I'm no expert; I am guessing that many religions start with an illustration. The person who becomes the founder sees something in the world around him, something that makes sense in physical and spiritual ways. An illustration of how the physical world is comparable to the spiritual world or vise-a-versa. After some time a group of illustrations are stitched together into a system of thought.
There are illustrations I would like to start with.
Imagine a forest after a fire. Everything is scorched. Yet it does not stay dead. As soon as possible new life springs forth. Imagine a rocky outcropping. See how trees and other plants grow in strange ways, hard ways; any way they can to establish a foothold of life. Think how tenaciously life grows between the cracks in cement or asphalt. And not just in hard places, life grows in extreme places. Life grows around hot vents in the ocean floor. Life grows in boundaries between hot and cold, fresh water and sea water. Why would life need to develop special organisms just to live in the boundary between fresh water and sea water? Why can’t life just leave some places devoid of life? Why does it try so hard to live everywhere it possibly can?
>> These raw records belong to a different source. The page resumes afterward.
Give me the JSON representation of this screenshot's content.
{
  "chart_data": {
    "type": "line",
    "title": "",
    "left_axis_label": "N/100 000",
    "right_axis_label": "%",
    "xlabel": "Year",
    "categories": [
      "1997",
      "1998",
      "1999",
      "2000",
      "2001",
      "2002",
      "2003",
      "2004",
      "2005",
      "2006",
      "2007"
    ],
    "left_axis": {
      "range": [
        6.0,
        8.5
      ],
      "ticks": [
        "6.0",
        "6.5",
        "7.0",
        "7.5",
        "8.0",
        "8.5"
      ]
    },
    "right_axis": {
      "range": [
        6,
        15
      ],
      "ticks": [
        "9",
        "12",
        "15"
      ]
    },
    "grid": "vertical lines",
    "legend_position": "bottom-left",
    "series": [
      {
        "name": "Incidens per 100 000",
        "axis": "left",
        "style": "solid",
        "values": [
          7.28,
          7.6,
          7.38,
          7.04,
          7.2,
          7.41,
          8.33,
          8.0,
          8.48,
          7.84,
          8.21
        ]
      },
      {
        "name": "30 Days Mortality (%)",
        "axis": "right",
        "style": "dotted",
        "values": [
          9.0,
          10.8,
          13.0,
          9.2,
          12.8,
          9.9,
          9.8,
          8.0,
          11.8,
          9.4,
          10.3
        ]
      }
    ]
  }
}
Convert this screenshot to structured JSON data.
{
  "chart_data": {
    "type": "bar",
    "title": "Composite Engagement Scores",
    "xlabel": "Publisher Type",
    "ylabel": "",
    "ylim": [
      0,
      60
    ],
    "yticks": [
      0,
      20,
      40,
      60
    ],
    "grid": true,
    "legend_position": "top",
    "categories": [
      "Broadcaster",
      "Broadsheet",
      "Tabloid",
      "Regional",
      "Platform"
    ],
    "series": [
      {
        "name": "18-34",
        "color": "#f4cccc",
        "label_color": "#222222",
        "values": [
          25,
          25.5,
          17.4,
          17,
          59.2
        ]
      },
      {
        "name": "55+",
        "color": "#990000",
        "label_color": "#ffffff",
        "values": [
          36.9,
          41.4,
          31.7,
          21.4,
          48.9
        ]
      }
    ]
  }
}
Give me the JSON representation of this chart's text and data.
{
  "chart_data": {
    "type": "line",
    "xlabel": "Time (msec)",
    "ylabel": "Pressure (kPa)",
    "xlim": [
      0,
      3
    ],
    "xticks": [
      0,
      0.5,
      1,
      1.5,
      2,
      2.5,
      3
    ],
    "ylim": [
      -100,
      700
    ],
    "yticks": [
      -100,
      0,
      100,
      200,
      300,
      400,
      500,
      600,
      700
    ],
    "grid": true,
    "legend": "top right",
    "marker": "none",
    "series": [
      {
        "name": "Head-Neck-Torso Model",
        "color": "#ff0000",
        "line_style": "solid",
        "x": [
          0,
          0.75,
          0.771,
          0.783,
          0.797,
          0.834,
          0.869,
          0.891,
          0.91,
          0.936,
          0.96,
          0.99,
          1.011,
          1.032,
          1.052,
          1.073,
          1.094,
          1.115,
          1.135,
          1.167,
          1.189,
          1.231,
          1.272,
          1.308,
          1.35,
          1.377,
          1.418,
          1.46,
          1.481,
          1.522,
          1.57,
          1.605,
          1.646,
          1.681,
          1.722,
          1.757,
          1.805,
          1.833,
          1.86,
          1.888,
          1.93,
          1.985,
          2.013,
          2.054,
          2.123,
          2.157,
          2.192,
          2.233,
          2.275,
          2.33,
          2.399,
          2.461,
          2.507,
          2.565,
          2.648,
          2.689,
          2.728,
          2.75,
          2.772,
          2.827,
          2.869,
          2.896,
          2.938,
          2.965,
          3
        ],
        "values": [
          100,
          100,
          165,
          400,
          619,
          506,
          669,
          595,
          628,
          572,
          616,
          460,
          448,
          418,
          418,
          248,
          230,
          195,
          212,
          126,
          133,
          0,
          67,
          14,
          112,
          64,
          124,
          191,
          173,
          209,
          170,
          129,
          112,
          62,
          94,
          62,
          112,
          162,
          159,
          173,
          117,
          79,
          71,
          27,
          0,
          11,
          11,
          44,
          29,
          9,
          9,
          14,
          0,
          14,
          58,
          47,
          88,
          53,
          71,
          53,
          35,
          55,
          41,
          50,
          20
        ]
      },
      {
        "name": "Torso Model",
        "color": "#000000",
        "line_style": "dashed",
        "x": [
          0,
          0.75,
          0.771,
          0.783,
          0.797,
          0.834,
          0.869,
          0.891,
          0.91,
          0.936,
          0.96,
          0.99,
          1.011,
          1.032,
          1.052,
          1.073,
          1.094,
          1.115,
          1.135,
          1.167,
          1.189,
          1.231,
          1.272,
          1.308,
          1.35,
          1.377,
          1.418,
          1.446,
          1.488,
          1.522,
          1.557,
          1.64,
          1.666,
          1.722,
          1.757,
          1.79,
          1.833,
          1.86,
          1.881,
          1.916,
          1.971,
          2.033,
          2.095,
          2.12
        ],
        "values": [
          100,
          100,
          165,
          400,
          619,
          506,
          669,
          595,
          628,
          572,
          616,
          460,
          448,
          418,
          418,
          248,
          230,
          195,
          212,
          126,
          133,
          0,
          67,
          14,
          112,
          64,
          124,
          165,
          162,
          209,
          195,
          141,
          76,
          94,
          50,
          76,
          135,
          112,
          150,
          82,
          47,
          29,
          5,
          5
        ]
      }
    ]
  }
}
If the world was created by a God primarily interested in the afterlife of human souls, why would God want or even need life to be so diverse and grow in places man might never even see? Why waste the time and energy designing life to grow in all these strange places? All you would really need is the minimum ecosystem to sustain human activity. If the only thing being salvaged from this world is human souls. Why invest more than is necessary in anything else?
The old saying would be that everything exists for the Glory of God. Yet not all life speaks of Glory. A good bit of it speaks of desperation, desperate to survive and grow. If the purpose of all life is Glory, why is survival and growth more important that Glory?
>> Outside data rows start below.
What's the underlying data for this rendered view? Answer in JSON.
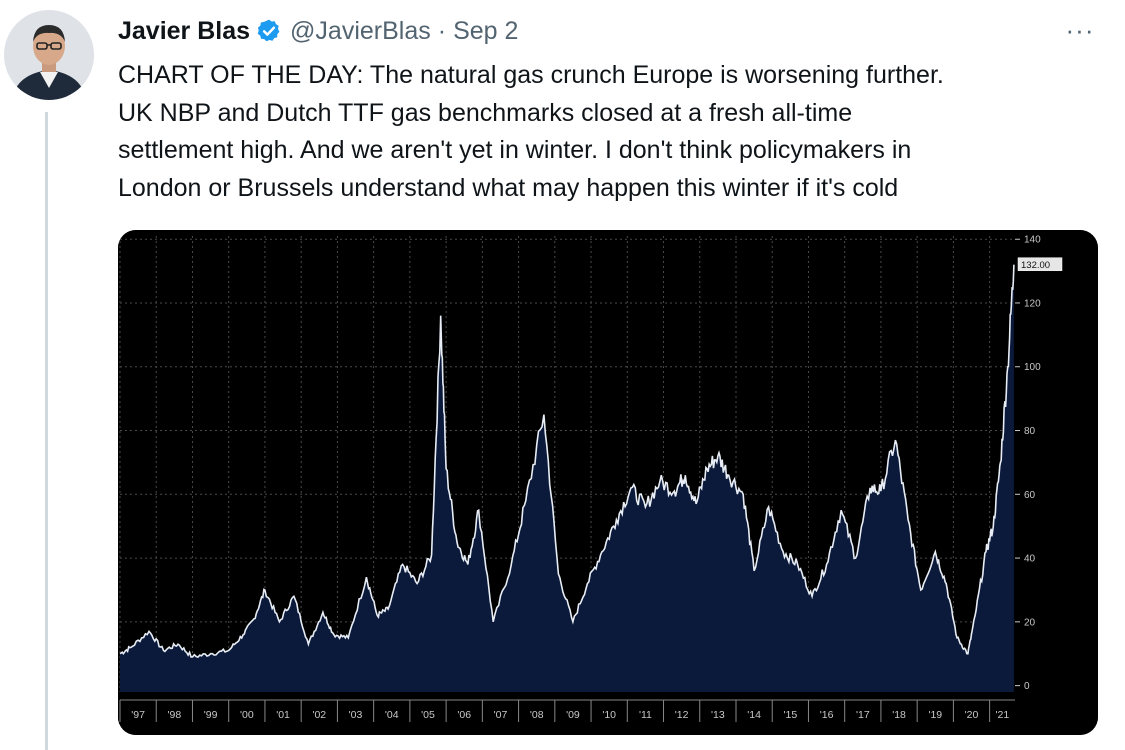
{
  "author": {
    "name": "Javier Blas",
    "handle": "@JavierBlas",
    "date": "Sep 2",
    "separator": "·"
  },
  "more_label": "···",
  "tweet_lines": [
    "CHART OF THE DAY: The natural gas crunch Europe is worsening further.",
    "UK NBP and Dutch TTF gas benchmarks closed at a fresh all-time",
    "settlement high. And we aren't yet in winter. I don't think policymakers in",
    "London or Brussels understand what may happen this winter if it's cold"
  ],
  "colors": {
    "verified_badge": "#1d9bf0",
    "chart_background": "#000000",
    "chart_fill": "#0b1a3a",
    "chart_line": "#e8edf5",
    "grid": "#4a4a4a",
    "axis_text": "#c8c8c8"
  },
  "chart_data": {
    "type": "area",
    "last_value_label": "132.00",
    "y_ticks": [
      0,
      20,
      40,
      60,
      80,
      100,
      120,
      140
    ],
    "ylim": [
      -2,
      141
    ],
    "xlim": [
      1997,
      2021.7
    ],
    "x_tick_labels": [
      "'97",
      "'98",
      "'99",
      "'00",
      "'01",
      "'02",
      "'03",
      "'04",
      "'05",
      "'06",
      "'07",
      "'08",
      "'09",
      "'10",
      "'11",
      "'12",
      "'13",
      "'14",
      "'15",
      "'16",
      "'17",
      "'18",
      "'19",
      "'20",
      "'21"
    ],
    "x_tick_years": [
      1997,
      1998,
      1999,
      2000,
      2001,
      2002,
      2003,
      2004,
      2005,
      2006,
      2007,
      2008,
      2009,
      2010,
      2011,
      2012,
      2013,
      2014,
      2015,
      2016,
      2017,
      2018,
      2019,
      2020,
      2021
    ],
    "series": [
      {
        "x": [
          1997.0,
          1997.3,
          1997.8,
          1998.2,
          1998.6,
          1999.0,
          1999.5,
          2000.0,
          2000.4,
          2000.7,
          2001.0,
          2001.4,
          2001.8,
          2002.2,
          2002.6,
          2002.9,
          2003.3,
          2003.8,
          2004.1,
          2004.4,
          2004.8,
          2005.2,
          2005.6,
          2005.85,
          2006.0,
          2006.3,
          2006.6,
          2006.9,
          2007.3,
          2007.8,
          2008.2,
          2008.7,
          2009.1,
          2009.5,
          2009.9,
          2010.3,
          2010.7,
          2011.1,
          2011.5,
          2011.9,
          2012.3,
          2012.6,
          2012.9,
          2013.2,
          2013.5,
          2013.8,
          2014.2,
          2014.5,
          2014.9,
          2015.3,
          2015.7,
          2016.1,
          2016.5,
          2016.9,
          2017.3,
          2017.7,
          2018.0,
          2018.4,
          2018.75,
          2019.1,
          2019.5,
          2019.8,
          2020.1,
          2020.4,
          2020.6,
          2020.9,
          2021.1,
          2021.3,
          2021.5,
          2021.67
        ],
        "y": [
          10,
          12,
          17,
          11,
          13,
          9,
          10,
          11,
          16,
          21,
          30,
          20,
          28,
          13,
          23,
          16,
          15,
          34,
          22,
          24,
          38,
          32,
          41,
          116,
          68,
          45,
          38,
          55,
          20,
          38,
          58,
          85,
          35,
          20,
          32,
          42,
          52,
          62,
          56,
          64,
          61,
          66,
          57,
          68,
          72,
          66,
          60,
          36,
          56,
          42,
          38,
          28,
          38,
          55,
          40,
          62,
          61,
          77,
          52,
          30,
          42,
          32,
          15,
          10,
          22,
          42,
          50,
          70,
          100,
          132
        ]
      }
    ]
  }
}
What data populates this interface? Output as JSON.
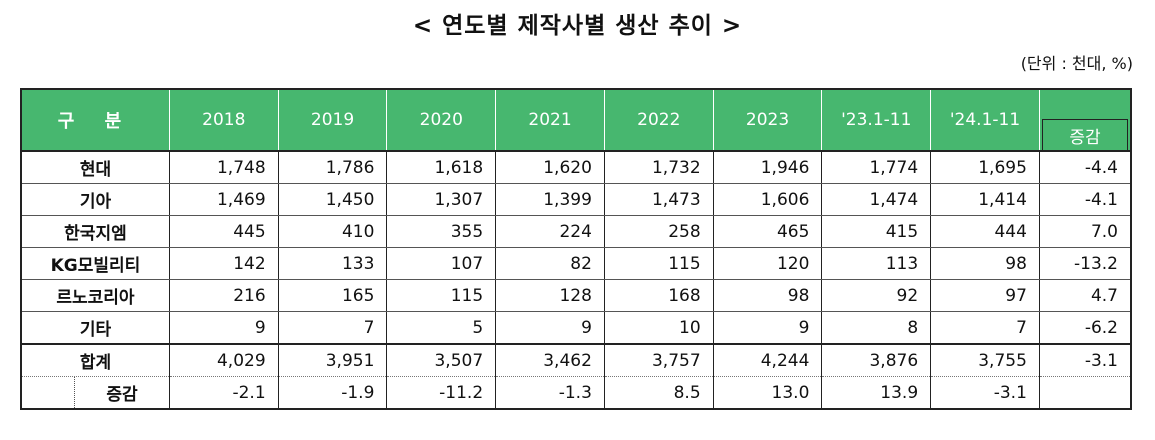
{
  "title": "< 연도별 제작사별 생산 추이 >",
  "unit": "(단위 : 천대, %)",
  "header": {
    "label": "구 분",
    "years": [
      "2018",
      "2019",
      "2020",
      "2021",
      "2022",
      "2023",
      "'23.1-11",
      "'24.1-11"
    ],
    "increase": "증감"
  },
  "rows": [
    {
      "label": "현대",
      "values": [
        "1,748",
        "1,786",
        "1,618",
        "1,620",
        "1,732",
        "1,946",
        "1,774",
        "1,695"
      ],
      "change": "-4.4"
    },
    {
      "label": "기아",
      "values": [
        "1,469",
        "1,450",
        "1,307",
        "1,399",
        "1,473",
        "1,606",
        "1,474",
        "1,414"
      ],
      "change": "-4.1"
    },
    {
      "label": "한국지엠",
      "values": [
        "445",
        "410",
        "355",
        "224",
        "258",
        "465",
        "415",
        "444"
      ],
      "change": "7.0"
    },
    {
      "label": "KG모빌리티",
      "values": [
        "142",
        "133",
        "107",
        "82",
        "115",
        "120",
        "113",
        "98"
      ],
      "change": "-13.2"
    },
    {
      "label": "르노코리아",
      "values": [
        "216",
        "165",
        "115",
        "128",
        "168",
        "98",
        "92",
        "97"
      ],
      "change": "4.7"
    },
    {
      "label": "기타",
      "values": [
        "9",
        "7",
        "5",
        "9",
        "10",
        "9",
        "8",
        "7"
      ],
      "change": "-6.2"
    }
  ],
  "total": {
    "label": "합계",
    "values": [
      "4,029",
      "3,951",
      "3,507",
      "3,462",
      "3,757",
      "4,244",
      "3,876",
      "3,755"
    ],
    "change": "-3.1"
  },
  "total_change": {
    "label": "증감",
    "values": [
      "-2.1",
      "-1.9",
      "-11.2",
      "-1.3",
      "8.5",
      "13.0",
      "13.9",
      "-3.1"
    ]
  }
}
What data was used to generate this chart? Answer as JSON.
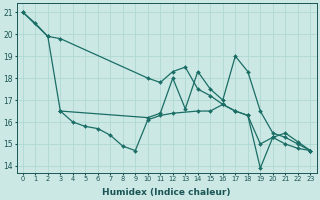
{
  "xlabel": "Humidex (Indice chaleur)",
  "bg_color": "#cce8e4",
  "grid_color": "#b0d8d4",
  "line_color": "#1a6e66",
  "xlim": [
    -0.5,
    23.5
  ],
  "ylim": [
    13.7,
    21.4
  ],
  "xtick_labels": [
    "0",
    "1",
    "2",
    "3",
    "4",
    "5",
    "6",
    "7",
    "8",
    "9",
    "10",
    "11",
    "12",
    "13",
    "14",
    "15",
    "16",
    "17",
    "18",
    "19",
    "20",
    "21",
    "22",
    "23"
  ],
  "ytick_labels": [
    "14",
    "15",
    "16",
    "17",
    "18",
    "19",
    "20",
    "21"
  ],
  "series": [
    {
      "x": [
        0,
        1,
        2,
        3,
        10,
        11,
        12,
        13,
        14,
        15,
        16,
        17,
        18,
        19,
        20,
        21,
        22,
        23
      ],
      "y": [
        21,
        20.5,
        19.9,
        19.8,
        18.0,
        17.8,
        18.3,
        18.5,
        17.5,
        17.2,
        16.8,
        16.5,
        16.3,
        15.0,
        15.3,
        15.0,
        14.8,
        14.7
      ]
    },
    {
      "x": [
        0,
        2,
        3,
        10,
        11,
        12,
        13,
        14,
        15,
        16,
        17,
        18,
        19,
        20,
        21,
        22,
        23
      ],
      "y": [
        21,
        19.9,
        16.5,
        16.2,
        16.4,
        18.0,
        16.6,
        18.3,
        17.5,
        17.0,
        19.0,
        18.3,
        16.5,
        15.5,
        15.3,
        15.0,
        14.7
      ]
    },
    {
      "x": [
        3,
        4,
        5,
        6,
        7,
        8,
        9,
        10,
        11,
        12,
        14,
        15,
        16,
        17,
        18,
        19,
        20,
        21,
        22,
        23
      ],
      "y": [
        16.5,
        16.0,
        15.8,
        15.7,
        15.4,
        14.9,
        14.7,
        16.1,
        16.3,
        16.4,
        16.5,
        16.5,
        16.8,
        16.5,
        16.3,
        13.9,
        15.3,
        15.5,
        15.1,
        14.7
      ]
    }
  ]
}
Now if the simplest explanation is most likely the right answer, then we should look for a simple answer to this mystery. Why is survival and growth under any and all circumstances so important? because that which is beyond needs all the life it can get.
What if that which was beyond us, that supernatural force we tend to call God, what if it gained something from all life, not just human souls. What if it gained something it needed and it needed as much as it could get.
If that were the case, then would not we expect to find life trying to fill every nook and crany? I would venture to say this is the case. There is a life force beyond us that needs as much life as possible. To me this is the simplest and most straight forward answer to the question.
Now why would such a force need as much life as possible? Not just human souls, but life in any and all kinds. What if that which was beyond was not a perfect, self-contained, all-powerful divinity. What if it was a living being that needed energy to sustain itself, to grow itself?
What if there was a force or forces that were sustained by the living bio-energy in the universe. Such a force would seek to promote any and all life for its own self-survival. This is especially so if such a force could not sustain itself completely without living bio-energy to support it.
Such a force could be well familiar with basic building blocks of life, from cells up through body systems. It would have some ideas of what it could combine to produce life that would survive and grow under various conditions. Such a force or forces would be motivated to generate a wide range of diverse living organisms. It would be sustained by the living and dying of the bio-mass. It would be interested in generating balanced systems that sustained long term bio-mass stability. Without perfect knowledge or absolute power, such a force would have successes and failures. These would include families of living things that were dead ends as well as families that made it for various lengths of time.
Would not such a system of a life-needing force fit well with the natural world we see around us?